The old man sits on the step, a stick in one hand and a blade in the other. As he scrapes the bark, the shavings fall onto the mat by his hip. “Compost,” he says, brushing the green-brown curls aside.
Next, he takes up a brass bar, rubbing it up and down the stick to soften it. With a small knife, he scores two horizontal lines in the bark and, in one nimble movement, peels the outer layer away from the wood.
He then tosses the inner stick aside (it would later be firewood) and presents the precious, curve of fresh skin. “Cinnamon,” he says, his eyes creasing into a smile. It smells earthy and, when I chew a piece, tastes surprisingly sweet.
Layers of this inner bark are wrapped inside one another until they form a roll – to be stored on twine in the shade. Left for a week, the rolls grow dark and brittle, turning into cinnamon sticks ready for market.
I’ve come to a tiny island on Koggala Lake, in Sri Lanka’s deep south, to meet Sarath, the cinnamon cultivator, so he can show me the tricks of his trade. Cinnamon has been big business in Sri Lanka since the 16th century, when the Portuguese arrived and gained a monopoly on the spice trade — and the country remains one of the world’s leading suppliers, specialising in high-quality Ceylon cinnamon.
As he walks me around his garden of coconut trees, lemongrass and vines of peppercorn, Sarath tells me his family are the island’s only inhabitants. His father taught him how to cultivate cinnamon — and now Sarath can peel a metre-long stick in just two minutes.
As we walk, cinnamon leaves crunch underfoot, releasing the smell of spice.

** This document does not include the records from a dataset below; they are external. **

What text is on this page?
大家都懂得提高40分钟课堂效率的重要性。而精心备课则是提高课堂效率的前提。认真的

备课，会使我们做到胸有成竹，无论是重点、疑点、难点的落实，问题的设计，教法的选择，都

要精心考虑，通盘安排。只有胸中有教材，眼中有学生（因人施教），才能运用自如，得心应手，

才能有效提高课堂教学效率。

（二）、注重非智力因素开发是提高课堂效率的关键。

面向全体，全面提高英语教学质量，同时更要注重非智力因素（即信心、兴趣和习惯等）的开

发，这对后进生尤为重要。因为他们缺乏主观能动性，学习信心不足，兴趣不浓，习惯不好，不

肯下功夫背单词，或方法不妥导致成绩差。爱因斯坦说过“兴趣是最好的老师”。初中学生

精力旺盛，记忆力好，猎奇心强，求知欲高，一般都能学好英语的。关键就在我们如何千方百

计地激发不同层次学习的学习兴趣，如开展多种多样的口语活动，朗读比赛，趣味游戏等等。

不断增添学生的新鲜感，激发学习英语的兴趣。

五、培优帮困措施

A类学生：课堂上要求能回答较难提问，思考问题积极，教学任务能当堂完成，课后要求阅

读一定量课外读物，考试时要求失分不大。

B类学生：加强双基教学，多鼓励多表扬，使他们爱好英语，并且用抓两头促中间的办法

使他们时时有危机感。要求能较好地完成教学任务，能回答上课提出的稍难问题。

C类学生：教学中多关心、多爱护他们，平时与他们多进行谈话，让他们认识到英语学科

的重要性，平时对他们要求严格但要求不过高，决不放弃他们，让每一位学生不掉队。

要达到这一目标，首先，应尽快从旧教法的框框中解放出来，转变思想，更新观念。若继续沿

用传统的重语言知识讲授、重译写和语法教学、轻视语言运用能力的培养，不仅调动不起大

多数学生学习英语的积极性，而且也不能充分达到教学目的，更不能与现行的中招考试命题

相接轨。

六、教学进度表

Every part of the tree is used, Sarath explains, including the leaves, which are distilled into aromatherapy oil to remedy everything from headaches to arthritis.
It’s this warm and heady scent that greeted me when I arrived at Tri, the sustainable luxury resort that organised my trip to ‘cinnamon island’ (20 minutes away by boat). The 11-room hotel makes much of the fact that it’s located in the Sri Lanka’s cinnamon heartland. The fragrance of the spice drifts from oil burners in the glass-walled villas; the spa’s massage oils are made using it; and in the restaurant flavours curries and granola with it.
But it doesn’t end there: the six-acre garden of tea bushes and frangipani is dotted with cinnamon trees, their bright green leaves fanning out in the sunlight, while the villas feature cinnamon stick exteriors, which are both aesthetically pleasing and functional, offering privacy and regulating temperature.
The garden’s central feature is a 120ft water tower, clad in — you guessed it — cinnamon sticks, like those tossed aside by Sarath for firewood. But cinnamon aside, it’s a handy place for a sundowner, and from the tower’s roof terrace, I watch pink light puddle on the lake below, the sun casting its final rays on that tiny, distant island where the cinnamon grows.